He turns to: a concrete non-spacetime example of emergence; as prototype for spacetime proposal
He sketches the way that starting from a coherent state in an non-relativistic quantum field theory of bosons, one can derive, for certain parameter values, the Gross-Pitaevski equation for the coherent state’s defining wave-function phi, where phi is now considered as a classical collective variable (and the Gross-Pitaevski equation is classical, albeit non-linear and containing hbar).
This illustrates both the points made above (i): The compatibility of reduction and emergence, since the hydrodynamic Gross-Pitaevskii equation is deduced from the microscopic theory, but exhibits novel behavior relative to that theory. (ii): Maudlin’s objection, i.e. his requirement that a theory postulate local beables, being too strong.

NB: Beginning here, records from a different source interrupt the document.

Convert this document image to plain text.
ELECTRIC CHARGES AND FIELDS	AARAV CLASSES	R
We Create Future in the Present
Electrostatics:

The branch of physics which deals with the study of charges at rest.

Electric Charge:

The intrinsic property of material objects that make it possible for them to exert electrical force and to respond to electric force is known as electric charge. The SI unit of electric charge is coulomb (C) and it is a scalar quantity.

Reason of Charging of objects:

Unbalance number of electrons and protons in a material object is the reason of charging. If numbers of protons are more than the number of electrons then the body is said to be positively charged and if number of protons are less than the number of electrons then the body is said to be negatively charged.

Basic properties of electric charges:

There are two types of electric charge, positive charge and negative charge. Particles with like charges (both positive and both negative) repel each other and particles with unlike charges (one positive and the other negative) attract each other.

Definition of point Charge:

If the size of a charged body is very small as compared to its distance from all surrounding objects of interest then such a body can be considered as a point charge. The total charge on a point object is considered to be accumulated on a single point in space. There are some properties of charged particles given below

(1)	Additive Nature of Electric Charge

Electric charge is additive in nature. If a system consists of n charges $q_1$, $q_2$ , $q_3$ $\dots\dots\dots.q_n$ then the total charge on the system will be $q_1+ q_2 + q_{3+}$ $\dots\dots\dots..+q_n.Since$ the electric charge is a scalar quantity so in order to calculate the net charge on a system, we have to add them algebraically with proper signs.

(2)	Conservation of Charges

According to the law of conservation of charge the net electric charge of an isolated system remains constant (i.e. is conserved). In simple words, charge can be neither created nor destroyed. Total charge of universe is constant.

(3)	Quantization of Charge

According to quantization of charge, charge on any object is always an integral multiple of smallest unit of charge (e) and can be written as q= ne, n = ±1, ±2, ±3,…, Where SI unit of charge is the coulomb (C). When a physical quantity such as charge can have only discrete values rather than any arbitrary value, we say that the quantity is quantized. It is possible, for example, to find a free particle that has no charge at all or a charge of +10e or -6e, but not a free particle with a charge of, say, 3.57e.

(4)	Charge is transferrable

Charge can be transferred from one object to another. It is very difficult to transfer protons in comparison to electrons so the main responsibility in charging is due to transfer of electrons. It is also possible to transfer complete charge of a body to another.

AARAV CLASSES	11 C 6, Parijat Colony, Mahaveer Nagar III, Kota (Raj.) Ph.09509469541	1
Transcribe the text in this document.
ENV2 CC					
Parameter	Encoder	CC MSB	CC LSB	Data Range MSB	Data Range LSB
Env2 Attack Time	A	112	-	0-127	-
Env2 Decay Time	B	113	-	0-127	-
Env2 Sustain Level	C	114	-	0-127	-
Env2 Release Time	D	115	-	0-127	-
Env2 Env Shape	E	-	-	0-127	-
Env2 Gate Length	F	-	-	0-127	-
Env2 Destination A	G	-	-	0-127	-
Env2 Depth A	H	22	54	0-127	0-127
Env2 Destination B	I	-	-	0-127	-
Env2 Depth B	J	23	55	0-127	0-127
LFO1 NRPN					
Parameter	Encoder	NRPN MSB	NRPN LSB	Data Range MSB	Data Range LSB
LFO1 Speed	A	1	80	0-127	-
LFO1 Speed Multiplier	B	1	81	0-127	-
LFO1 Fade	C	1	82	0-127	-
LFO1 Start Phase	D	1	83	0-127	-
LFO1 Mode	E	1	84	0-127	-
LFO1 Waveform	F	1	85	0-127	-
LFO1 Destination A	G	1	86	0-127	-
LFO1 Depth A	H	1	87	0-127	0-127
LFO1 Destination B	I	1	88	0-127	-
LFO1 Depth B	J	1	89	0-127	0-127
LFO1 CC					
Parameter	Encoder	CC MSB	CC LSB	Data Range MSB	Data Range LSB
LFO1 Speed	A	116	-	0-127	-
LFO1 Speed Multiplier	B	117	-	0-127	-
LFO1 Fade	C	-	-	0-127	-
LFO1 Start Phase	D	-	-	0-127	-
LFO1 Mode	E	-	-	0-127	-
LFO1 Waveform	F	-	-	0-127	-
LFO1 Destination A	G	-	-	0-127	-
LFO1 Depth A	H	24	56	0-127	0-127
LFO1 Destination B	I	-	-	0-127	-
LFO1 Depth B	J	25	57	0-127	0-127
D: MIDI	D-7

Thus he writes: (quoting from the paper, Section V):
Now suppose that we did not have access to the atoms at all, experimentally, but still, because we were so smart, we had managed to guess the microscopic theory [i.e. the non-relativistic quantum field theory of bosons], and then even so smart as to guess the appropriate approximate ground state of the system [i.e. the coherent state] … Suppose that we insisted on the idea that the macroscopic fluid we lived in (yes, we are supposing we are unfortunate but smart fishes swimming in the cold superfluid) was only emergent from something totally different, and unaccessible, and almost unthinkable, the “atoms of the fluid”. Suppose that we had managed even to find an approximate derivation of the hydrodynamic equation from the microscopic theory, and thus to hypothetically explain some features of the fluid in terms of its [postulated] atoms. In such a situation, . . . [the microscopic theory], despite not allowing ‘fluid beables’ to describe the atoms, [would surely] still be “physically salient”.